Odalarımızın yönetimine seçilen tüm meslektaşlarımızı yürekten kutlar,
kutsal görevlerinde üstün başarılar dilerim. Ancak bu arada, seçilen
meslektaşlarımın yeni görevlerinin çok önemli, sorumluluklarının da
son derece ağır olduğunu özellikle belirtmek isterim. Çünkü hepimizin
de çok iyi bildiği gibi günümüzde Türkiye hayvancılığı can çekişmekte,
kutsal mesleğimiz de şanlı tarihinde hiç görülmedik biçimde büyük bir
krize sürüklenmiş bulunmaktadır. Aslında sadece hayvancılığın kötüye
gitmesi bile mesleğimizin zaten var olan kronik sorunlarını daha da
ağırlaştırmaktadır. Bir de bunlara, yegane amaçları hayvancılığımızı
yok edip bugün olduğu gibi Türkiye’ye reforme canlı hayvan ve üçüncü
sınıf et satmak olan malum dış güçleri ve onların ne idiğü belirsiz
bir Avrupa Birliği hayaliyle yanıp tutuşan yerli işbirlikçilerini de
ilave edersek hayvancılığımızın ve mesleğimizin ne denli büyük bir
tehlikeye sürüklenmekte olduğunu apaçık görürüz. Bu tabloyu kurtuluş
savaşı öncesinde toprakları işgal edilmiş, kalelerine ve tersanelerine
girilmiş ulusumuzun durumuna benzetebiliriz. Çünkü bugün de
hayvancılığımız ve mesleğimiz dış güçlerle onların maalesef içimizden
çıkmış olan yerli işbirlikçileri tarafından işgal edilmiş, tasalluta
uğramış bir vaziyettedir. Bugün Türk Veteriner Hekimliği ne yazıktır
ki var olmak ya da yok olmak ayırımına gelmiş, meslektaşlarımız ekmek
davalarının peşine düşmüşlerdir. Ulu Önder Atatürk’ün umutların
tükendiği bir anda ” bulunur kurtaracak bahtı kara maderini ” dediği
gibi bizler de umutsuzluğa kapılmamalı ve yeni seçilmiş oda
yöneticileri olarak Ekim ayında oluşacak Merkez Konseyimizin
önderliğinde bir kurtuluş savaşı vererek mesleğimizin makus talihini
değiştirmek adına büyük çaba sarfetmeliyiz. Bu vesileyle,
hayvancılığımızın ve mesleğimizin günümüzdeki acil sorunları ile
ilgili kimi görüşlerimi yönetime gelen yeni meslektaşlarımın
bilgilerine sunmak istiyorum.

                    Can çekişmekte olduğunu yukarıda belirttiğim
hayvancılığımızın başlıca güncel sorunlarını şöylece sıralayabilirim.

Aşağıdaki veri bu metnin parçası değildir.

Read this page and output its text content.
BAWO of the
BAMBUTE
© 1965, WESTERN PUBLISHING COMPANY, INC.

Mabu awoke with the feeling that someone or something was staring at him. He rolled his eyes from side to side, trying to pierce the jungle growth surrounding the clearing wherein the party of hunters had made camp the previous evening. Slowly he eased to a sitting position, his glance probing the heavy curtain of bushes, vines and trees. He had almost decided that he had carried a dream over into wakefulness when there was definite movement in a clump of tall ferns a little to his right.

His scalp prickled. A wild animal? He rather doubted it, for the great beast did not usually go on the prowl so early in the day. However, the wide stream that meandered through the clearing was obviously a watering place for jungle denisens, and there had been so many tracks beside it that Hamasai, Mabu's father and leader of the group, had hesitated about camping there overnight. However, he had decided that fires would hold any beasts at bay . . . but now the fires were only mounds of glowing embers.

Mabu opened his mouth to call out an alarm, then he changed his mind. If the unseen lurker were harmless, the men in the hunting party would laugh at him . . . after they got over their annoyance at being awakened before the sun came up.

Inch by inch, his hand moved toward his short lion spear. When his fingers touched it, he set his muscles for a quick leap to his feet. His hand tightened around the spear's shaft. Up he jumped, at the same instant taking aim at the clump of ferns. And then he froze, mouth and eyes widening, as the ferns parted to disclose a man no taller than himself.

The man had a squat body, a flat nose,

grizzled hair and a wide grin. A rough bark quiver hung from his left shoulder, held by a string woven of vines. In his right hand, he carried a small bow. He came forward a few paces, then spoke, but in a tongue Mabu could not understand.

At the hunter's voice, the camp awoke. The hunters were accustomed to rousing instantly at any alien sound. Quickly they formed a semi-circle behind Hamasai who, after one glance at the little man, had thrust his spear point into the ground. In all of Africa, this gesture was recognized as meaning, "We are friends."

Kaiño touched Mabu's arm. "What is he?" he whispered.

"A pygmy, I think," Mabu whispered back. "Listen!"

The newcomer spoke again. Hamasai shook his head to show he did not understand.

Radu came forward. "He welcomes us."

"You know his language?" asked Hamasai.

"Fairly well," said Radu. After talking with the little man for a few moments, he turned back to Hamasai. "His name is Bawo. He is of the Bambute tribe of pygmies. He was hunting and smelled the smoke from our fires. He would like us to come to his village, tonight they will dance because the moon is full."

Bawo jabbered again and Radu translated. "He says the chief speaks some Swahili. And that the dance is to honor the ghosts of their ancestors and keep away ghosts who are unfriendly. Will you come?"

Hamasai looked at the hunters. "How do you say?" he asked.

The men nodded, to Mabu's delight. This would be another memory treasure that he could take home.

                    1. Süt fiyatlarındaki istikrarsızlık ve süt
üretimindeki artış: 2008 ve 2009 yıllarında gerek ihracata dönük
dahili işlemede kullanılmak üzere gerekse buzağı maması adı altında
Ülkemize sokulan binlerce ton süt tozu çiğ süt fiyatlarının uzunca bir
süre çok düşük düzeyde seyretmesine neden olmuş, buna bir de anılan
yıllardaki kuraklık nedeniyle artan yem fiyatları sorunu  eklenince
süt sığırcılığında karlılık azalarak yüz binlerce sağmal inek kesime
gitmiştir. Bilindiği gibi bugün ortaya çıkan et sorununun temelinde de
bu olgu yatar. Günümüzde görece yüksekmiş gibi görünen süt
fiyatlarının düşmesi hiç de uzak bir olasılık değildir. Et ithalatının
yaygınlaşması yakında süt fiyatlarını da olumsuz olarak etkileyecek ve
kesimler yeniden başlayacaktır. Geçmişte de birkaç kez acı biçimde
yaşandığı gibi et ithalatı sonuçta hayvancılığın katledilmesi
demektir. Öte yandan, süt fiyatlarındaki düşüşe neden olabilecek diğer
bir etken de halkın alım gücünün azalmasıdır. Suni tohumlamanın
yaygınlaşması sonucu görece artan çiğ süt miktarı, tüketicinin alım
gücü düşüklüğü nedeniyle üretimi sabit kalacak ya da azalacak olan
mevcut fabrikaların kapasitelerini aşacaktır. Başka bir deyişle yakın
gelecekte yetiştiricinin sütünün elinde kalma tehlikesi vardır. Diğer
bir tehlike de, hükumetin yeni uygulamaya koyduğu faizsiz kredi
kullanarak işletme kurmuş girişimcilerin düşecek süt fiyatları
karşısında uğrayacakları zarardır.
                   2. Hastalıklar: Zaten tüberküloz ve bruselloz gibi
hastalıklar ile yoğun biçimde bulaşık olan hayvanlarımız bu kez de son
günlerde giderek yaygınlaşan şap salgınının  tehdidi  altına
girmiştir. İnsanlarımızın tüberkülozlu et yediği artık odalarımızın
genel kurullarında dile getirilmektedir. Tüm bu hastalıklar
hayvanlarda verimi ve karlılığı azaltarak yetiştiricileri çaresizliğe
itmekte, yüksek et fiyatlarının çekiciliğine kapılan hayvan sahipleri
sonunda süt ineklerini satmak zorunda kalmaktadır. Fasit bir daire
biçiminde gelişen bu durum hayvancılığımızı daha da kötüye
götürecektir. Bu duruma yol açan tek bir neden vardır, o da Türkiye’de
bağımsız bir veteriner otoritesinin bulunmayışıdır.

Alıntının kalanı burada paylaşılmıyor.